We recently reported that economists at Capital Economics are expecting two interest rate rises in 2018 which would present a highly bullish outcome for Sterling, but the data will have to start moving in the right direction very soon for this assumption to prove correct.
And of course, the Bank of England is watching the data and will only move on rates once they have evidence the economy is picking up the pace once more.
"UK inflation figures from April will be closely watched by markets and influence the pricing of Bank of England," says Andreas Steno Larsen, a strategist at Nordea Bank.
Inflation is expected to fall to 2.1% from 2.3% as base effects from the weak Pound start to fall away.
"As for April there is a clear risk of a rather low result due to base effects," adds Larsen.
Analysts at Investec are more bullish about inflation in April:
"We expect to see inflation tick up to 2.6% from 2.5%, albeit with the April rise likely to be a blip on a path in which we see inflation moderating," says Investec economist Victoria Clarke.
Global oil prices have been on the rise, and we would expect this to perhaps deliver an upside surprise. However, the core CPI release will, therefore, be crucial as it strips out the likes of external one-offs like oil, and the Bank of England uses the number as a proxy for underlying wage growth. In short, a beat on the core CPI would likely help Sterling higher, core is forecast to read at 0.5%.
In other UK releases, retail sales figures due Thursday morning will also be closely watched amidst concerns about UK growth (and consumer spending) momentum.

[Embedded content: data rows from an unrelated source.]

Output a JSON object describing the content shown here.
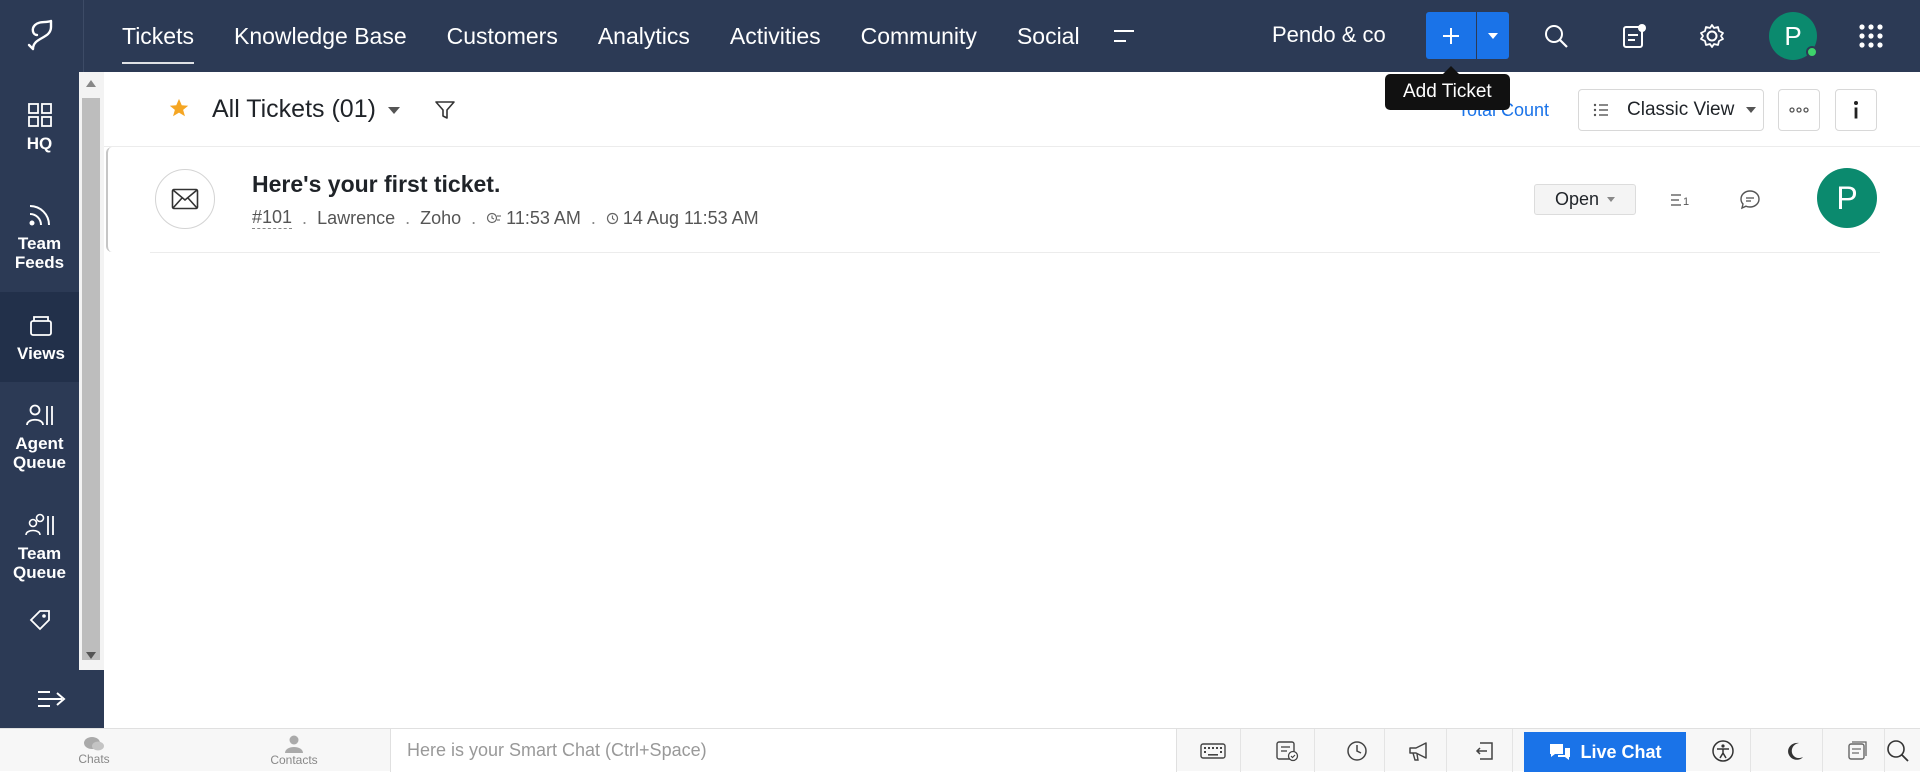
{
  "topnav": {
    "items": [
      {
        "label": "Tickets",
        "active": true
      },
      {
        "label": "Knowledge Base"
      },
      {
        "label": "Customers"
      },
      {
        "label": "Analytics"
      },
      {
        "label": "Activities"
      },
      {
        "label": "Community"
      },
      {
        "label": "Social"
      }
    ],
    "org_name": "Pendo & co",
    "avatar_initial": "P",
    "add_tooltip": "Add Ticket"
  },
  "sidebar": {
    "items": [
      {
        "label": "HQ",
        "icon": "grid-icon"
      },
      {
        "label": "Team Feeds",
        "icon": "feed-icon"
      },
      {
        "label": "Views",
        "icon": "views-icon",
        "active": true
      },
      {
        "label": "Agent Queue",
        "icon": "agent-queue-icon"
      },
      {
        "label": "Team Queue",
        "icon": "team-queue-icon"
      }
    ]
  },
  "view": {
    "title": "All Tickets (01)",
    "total_count_label": "Total Count",
    "view_mode": "Classic View"
  },
  "tickets": [
    {
      "subject": "Here's your first ticket.",
      "id": "#101",
      "contact": "Lawrence",
      "account": "Zoho",
      "response_time": "11:53 AM",
      "due": "14 Aug 11:53 AM",
      "status": "Open",
      "thread_count": "1",
      "assignee_initial": "P"
    }
  ],
  "bottombar": {
    "chats_label": "Chats",
    "contacts_label": "Contacts",
    "smart_chat_placeholder": "Here is your Smart Chat (Ctrl+Space)",
    "live_chat_label": "Live Chat"
  },
  "colors": {
    "topbar": "#2c3a55",
    "accent": "#1a73e8",
    "avatar": "#0b8a6e",
    "star": "#f5a623"
  }
}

The BRC’s April figures were particularly weak, with the timing of Easter a depressing factor; we suspect the ONS’s Easter timing adjusted numbers will not look quite so gloomy.
The second estimate for UK GDP growth is due at the end of the week where Clarke suspects we will see an unrevised reading of +0.1% print. A beat would however likely boost Sterling.
Right at the beginning of the week, we get some second-tier numbers with public sector finances released at 9.30, they are expected to show government borrowing fall by 7.0bn in April. Recent public sector data has been positive on the whole so a further fall in borrowing would be seen as a positive for the economy, although a surprise reading, either way, would probably be necessary to move the Pound.
The Consortium of British Industry will also be releasing two reports for the month of May: the CBI Industrial Trends survey at 11.00 GMT on Monday and the Distributive Trades survey at the same time on Wednesday. Both will provide the most up-to-date information on economic activity in the UK and could, because of their timeliness, impact on Sterling.